I have something like that happen in a story I started working on. Two guys (not yet werewolves, but so devoted to the pack they might as well be) have to kill a werewolf in self-defense. At first they wait around thinking he'll deflate so they can just leave him there for the police to handle, but when he doesn't, they have to carry him over a mile back to their car before they can even begin to figure out what to do with him.

There's sort of a scene change in between the killing and the dragging, but I open it back up with one of them screaming "Dear God, even in death he torments us!"

:lol:

Posted: Mon Jun 04, 2007 11:09 pm
by JoshuaMadoc
I think i remember many people being put off by spider-wolves and gravity-defying jumping wolves. But i don't know if it's cliche'd enough.

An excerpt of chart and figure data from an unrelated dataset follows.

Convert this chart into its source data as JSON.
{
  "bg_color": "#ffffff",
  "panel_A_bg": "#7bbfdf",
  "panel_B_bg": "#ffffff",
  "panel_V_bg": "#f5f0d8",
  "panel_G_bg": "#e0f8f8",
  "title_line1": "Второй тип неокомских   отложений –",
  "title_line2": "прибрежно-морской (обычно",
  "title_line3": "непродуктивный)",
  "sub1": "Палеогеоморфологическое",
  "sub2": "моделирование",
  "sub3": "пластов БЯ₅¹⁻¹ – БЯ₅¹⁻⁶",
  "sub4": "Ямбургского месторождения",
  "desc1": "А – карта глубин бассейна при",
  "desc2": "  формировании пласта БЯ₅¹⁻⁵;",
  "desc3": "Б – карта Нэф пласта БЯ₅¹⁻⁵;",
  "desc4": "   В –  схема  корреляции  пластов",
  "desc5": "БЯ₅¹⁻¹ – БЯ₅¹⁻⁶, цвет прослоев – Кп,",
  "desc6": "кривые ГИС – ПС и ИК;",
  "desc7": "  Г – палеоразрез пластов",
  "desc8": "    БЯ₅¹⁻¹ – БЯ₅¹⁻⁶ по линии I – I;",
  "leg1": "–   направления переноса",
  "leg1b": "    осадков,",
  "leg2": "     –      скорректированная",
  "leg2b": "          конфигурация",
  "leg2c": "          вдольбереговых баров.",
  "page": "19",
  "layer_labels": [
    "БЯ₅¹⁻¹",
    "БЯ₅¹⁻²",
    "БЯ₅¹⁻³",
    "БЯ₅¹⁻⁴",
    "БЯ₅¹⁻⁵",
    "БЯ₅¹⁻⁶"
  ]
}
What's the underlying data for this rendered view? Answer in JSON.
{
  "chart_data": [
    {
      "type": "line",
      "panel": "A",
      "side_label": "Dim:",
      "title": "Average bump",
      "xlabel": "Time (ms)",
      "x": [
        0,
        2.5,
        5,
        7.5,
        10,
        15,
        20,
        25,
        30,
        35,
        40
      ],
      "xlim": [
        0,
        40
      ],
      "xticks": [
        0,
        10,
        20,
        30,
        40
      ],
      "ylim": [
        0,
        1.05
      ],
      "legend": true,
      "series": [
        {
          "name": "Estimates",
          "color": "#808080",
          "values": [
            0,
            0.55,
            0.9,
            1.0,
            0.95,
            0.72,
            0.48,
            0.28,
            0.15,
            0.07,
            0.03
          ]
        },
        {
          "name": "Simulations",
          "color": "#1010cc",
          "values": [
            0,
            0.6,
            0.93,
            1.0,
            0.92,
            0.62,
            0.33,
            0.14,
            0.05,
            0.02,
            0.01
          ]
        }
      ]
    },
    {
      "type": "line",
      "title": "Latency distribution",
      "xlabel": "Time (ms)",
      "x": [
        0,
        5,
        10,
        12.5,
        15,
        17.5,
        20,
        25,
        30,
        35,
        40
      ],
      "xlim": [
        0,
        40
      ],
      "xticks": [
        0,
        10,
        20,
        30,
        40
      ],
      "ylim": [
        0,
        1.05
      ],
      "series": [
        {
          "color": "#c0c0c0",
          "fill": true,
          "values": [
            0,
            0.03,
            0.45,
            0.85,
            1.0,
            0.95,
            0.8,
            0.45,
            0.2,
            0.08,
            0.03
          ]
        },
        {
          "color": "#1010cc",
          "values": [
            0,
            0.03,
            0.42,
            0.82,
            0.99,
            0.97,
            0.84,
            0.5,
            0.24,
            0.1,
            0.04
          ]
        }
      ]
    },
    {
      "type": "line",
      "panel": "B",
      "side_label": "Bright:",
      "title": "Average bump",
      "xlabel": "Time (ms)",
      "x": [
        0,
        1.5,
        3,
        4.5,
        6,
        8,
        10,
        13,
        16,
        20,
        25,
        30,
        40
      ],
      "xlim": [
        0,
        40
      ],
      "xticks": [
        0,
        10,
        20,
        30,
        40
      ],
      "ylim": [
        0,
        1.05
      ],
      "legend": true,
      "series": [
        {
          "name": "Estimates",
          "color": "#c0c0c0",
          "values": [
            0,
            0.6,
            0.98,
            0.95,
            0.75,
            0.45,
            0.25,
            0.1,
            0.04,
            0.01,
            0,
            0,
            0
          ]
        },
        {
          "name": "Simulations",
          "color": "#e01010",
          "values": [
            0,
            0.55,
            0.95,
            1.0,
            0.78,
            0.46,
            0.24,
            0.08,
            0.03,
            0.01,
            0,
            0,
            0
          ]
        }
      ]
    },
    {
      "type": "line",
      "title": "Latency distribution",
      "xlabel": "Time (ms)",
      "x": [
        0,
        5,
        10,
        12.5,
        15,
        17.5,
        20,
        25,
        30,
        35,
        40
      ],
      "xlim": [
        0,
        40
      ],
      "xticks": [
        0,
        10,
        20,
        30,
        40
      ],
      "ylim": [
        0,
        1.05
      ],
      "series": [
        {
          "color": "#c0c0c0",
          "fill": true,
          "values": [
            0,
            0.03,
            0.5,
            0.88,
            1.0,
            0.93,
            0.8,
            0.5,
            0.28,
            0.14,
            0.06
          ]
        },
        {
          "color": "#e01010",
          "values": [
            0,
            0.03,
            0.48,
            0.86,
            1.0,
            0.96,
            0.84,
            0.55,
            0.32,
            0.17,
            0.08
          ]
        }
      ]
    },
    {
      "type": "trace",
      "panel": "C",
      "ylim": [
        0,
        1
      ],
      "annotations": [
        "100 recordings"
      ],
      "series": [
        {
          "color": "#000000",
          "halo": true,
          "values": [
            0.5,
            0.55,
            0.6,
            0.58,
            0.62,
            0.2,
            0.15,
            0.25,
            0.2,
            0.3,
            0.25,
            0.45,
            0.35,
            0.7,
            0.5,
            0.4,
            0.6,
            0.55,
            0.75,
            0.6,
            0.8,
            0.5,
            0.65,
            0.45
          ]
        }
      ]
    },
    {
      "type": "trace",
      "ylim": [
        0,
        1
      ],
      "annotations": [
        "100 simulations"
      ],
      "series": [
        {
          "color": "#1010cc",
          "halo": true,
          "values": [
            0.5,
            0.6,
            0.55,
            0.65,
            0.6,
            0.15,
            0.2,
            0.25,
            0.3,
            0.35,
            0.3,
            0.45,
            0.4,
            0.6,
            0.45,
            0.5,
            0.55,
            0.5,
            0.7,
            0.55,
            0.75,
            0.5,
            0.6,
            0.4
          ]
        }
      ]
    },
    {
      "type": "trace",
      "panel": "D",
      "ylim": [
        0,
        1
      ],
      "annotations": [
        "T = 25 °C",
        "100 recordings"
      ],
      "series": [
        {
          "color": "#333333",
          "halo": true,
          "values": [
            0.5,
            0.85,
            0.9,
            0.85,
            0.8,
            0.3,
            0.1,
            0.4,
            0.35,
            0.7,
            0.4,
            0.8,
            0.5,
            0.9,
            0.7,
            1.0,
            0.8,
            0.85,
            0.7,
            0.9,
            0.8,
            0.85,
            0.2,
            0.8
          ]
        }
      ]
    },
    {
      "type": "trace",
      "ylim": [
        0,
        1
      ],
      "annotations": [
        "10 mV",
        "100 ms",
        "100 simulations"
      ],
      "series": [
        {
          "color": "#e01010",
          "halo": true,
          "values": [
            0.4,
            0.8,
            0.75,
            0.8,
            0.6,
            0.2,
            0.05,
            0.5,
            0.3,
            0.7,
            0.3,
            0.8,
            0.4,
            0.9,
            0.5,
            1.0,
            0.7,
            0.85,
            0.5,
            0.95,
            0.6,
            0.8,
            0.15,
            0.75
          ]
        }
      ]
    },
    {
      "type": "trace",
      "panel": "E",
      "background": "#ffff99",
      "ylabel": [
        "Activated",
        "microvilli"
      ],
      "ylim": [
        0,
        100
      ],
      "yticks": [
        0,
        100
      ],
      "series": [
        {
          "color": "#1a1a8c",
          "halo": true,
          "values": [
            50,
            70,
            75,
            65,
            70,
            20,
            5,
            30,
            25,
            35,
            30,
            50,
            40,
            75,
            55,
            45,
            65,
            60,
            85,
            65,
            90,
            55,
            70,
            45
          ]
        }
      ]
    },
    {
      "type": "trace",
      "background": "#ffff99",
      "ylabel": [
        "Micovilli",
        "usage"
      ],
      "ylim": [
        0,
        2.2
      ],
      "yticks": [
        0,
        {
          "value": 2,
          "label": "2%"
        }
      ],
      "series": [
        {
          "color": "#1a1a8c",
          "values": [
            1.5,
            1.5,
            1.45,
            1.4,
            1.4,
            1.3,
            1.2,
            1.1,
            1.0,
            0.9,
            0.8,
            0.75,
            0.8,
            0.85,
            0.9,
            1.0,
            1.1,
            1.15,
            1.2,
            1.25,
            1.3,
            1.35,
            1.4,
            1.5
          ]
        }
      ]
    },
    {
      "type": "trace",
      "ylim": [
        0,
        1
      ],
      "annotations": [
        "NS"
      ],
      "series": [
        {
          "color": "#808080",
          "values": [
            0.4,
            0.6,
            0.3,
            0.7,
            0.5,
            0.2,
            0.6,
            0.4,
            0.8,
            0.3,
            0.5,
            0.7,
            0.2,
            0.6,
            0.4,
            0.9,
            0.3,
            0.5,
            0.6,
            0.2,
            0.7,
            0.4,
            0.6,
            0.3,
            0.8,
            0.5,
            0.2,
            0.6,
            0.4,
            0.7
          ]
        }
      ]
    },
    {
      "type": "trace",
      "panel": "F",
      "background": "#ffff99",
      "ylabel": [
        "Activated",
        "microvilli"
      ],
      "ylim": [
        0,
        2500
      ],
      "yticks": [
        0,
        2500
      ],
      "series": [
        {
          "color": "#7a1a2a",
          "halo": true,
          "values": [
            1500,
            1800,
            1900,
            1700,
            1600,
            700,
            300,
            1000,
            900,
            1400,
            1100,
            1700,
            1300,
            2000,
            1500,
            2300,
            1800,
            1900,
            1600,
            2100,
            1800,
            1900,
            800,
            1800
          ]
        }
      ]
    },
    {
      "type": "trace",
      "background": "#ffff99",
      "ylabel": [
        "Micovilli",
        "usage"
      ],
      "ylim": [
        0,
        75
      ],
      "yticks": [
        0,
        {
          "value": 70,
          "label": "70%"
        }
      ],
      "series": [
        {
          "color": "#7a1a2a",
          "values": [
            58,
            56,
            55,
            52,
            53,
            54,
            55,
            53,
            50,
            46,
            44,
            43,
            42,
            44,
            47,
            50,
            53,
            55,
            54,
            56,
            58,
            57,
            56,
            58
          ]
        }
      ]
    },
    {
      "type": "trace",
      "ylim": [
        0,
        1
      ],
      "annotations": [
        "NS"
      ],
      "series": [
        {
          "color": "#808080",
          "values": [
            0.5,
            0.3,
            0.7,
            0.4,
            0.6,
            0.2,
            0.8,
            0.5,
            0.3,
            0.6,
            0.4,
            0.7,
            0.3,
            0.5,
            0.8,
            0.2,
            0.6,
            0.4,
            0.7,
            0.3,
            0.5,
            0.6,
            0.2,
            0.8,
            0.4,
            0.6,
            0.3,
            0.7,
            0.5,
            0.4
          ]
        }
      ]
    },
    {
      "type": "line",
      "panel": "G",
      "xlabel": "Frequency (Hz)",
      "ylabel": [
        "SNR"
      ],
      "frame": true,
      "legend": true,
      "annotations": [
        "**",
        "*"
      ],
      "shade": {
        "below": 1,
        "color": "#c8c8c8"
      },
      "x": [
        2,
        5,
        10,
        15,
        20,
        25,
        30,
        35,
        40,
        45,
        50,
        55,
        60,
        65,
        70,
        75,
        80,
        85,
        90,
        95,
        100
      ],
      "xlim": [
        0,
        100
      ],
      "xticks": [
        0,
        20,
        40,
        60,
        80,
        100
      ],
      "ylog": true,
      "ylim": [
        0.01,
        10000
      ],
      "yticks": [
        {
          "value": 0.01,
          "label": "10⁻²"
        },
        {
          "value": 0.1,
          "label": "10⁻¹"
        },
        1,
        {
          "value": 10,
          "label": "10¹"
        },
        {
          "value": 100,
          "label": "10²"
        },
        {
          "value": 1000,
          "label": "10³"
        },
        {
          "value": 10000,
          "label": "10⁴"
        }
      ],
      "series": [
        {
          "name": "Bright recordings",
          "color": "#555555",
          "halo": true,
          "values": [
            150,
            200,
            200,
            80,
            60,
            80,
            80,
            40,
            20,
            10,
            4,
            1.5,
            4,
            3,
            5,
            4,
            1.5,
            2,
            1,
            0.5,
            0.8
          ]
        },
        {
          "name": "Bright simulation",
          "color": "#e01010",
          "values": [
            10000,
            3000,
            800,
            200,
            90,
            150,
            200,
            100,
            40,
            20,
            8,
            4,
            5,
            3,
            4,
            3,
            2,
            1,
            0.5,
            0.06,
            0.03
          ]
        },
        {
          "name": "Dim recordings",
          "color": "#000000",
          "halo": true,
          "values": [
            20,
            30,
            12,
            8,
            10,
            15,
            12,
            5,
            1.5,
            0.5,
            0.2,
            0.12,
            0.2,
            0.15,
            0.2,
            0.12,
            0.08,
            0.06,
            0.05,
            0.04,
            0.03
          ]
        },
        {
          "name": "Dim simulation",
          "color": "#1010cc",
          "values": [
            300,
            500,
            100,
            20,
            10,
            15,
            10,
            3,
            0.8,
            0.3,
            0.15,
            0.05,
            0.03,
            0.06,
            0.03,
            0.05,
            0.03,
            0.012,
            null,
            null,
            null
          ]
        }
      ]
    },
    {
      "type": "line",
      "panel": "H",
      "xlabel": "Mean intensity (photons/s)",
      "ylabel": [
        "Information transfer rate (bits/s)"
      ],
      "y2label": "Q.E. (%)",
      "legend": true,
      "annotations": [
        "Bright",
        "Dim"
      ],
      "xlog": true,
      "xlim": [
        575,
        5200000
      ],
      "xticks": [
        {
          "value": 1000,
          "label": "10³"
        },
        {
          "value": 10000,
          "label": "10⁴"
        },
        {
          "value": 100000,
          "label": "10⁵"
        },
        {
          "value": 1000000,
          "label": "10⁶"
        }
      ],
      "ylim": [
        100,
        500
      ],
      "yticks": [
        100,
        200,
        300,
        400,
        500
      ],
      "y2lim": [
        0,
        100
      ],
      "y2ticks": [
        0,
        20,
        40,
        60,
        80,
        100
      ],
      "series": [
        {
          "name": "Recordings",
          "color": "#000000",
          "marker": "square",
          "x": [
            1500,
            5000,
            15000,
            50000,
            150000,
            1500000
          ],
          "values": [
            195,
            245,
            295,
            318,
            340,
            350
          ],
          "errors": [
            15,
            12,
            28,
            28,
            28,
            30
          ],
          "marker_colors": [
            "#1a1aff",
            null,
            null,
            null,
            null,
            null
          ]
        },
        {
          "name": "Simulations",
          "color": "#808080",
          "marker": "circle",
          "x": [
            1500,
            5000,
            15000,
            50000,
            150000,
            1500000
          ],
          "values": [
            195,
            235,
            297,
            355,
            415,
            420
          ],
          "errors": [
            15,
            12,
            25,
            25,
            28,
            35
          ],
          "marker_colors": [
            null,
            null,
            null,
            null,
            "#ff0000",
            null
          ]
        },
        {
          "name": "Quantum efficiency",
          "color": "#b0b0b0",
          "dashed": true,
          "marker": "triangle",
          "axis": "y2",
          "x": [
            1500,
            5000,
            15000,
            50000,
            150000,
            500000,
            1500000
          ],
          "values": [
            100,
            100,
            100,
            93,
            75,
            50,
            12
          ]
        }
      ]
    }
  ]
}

Then there's complete morons in their circle of proud howlers, uttering words like loup-garoux when they're not even from France. Unless, of course, they're french-american or have "gaulic blood".

Think everyone else mentioned the rest of the cliches i've known.

Posted: Mon Jun 04, 2007 11:30 pm
by Terastas
That whole "we should be ruling the humans" thing is stereotypical of a lot of 'monster' movies.

In fact, there's a great big list of stereotypes that could be applied to all horror movies. :P Mostly involving the main characters.

Posted: Mon Jun 04, 2007 11:50 pm
by JoshuaMadoc
Like how many main characters in werewolf media are usually less physically attractive before they changed?

Posted: Tue Jun 05, 2007 6:12 am
by Ookami-kun
lol at the moon being frequent. A phase should only appear shortly in a night.

Also, werewolves are stereotypically portrayed with large mouths that can't seem to be closed thanks to those big teeth.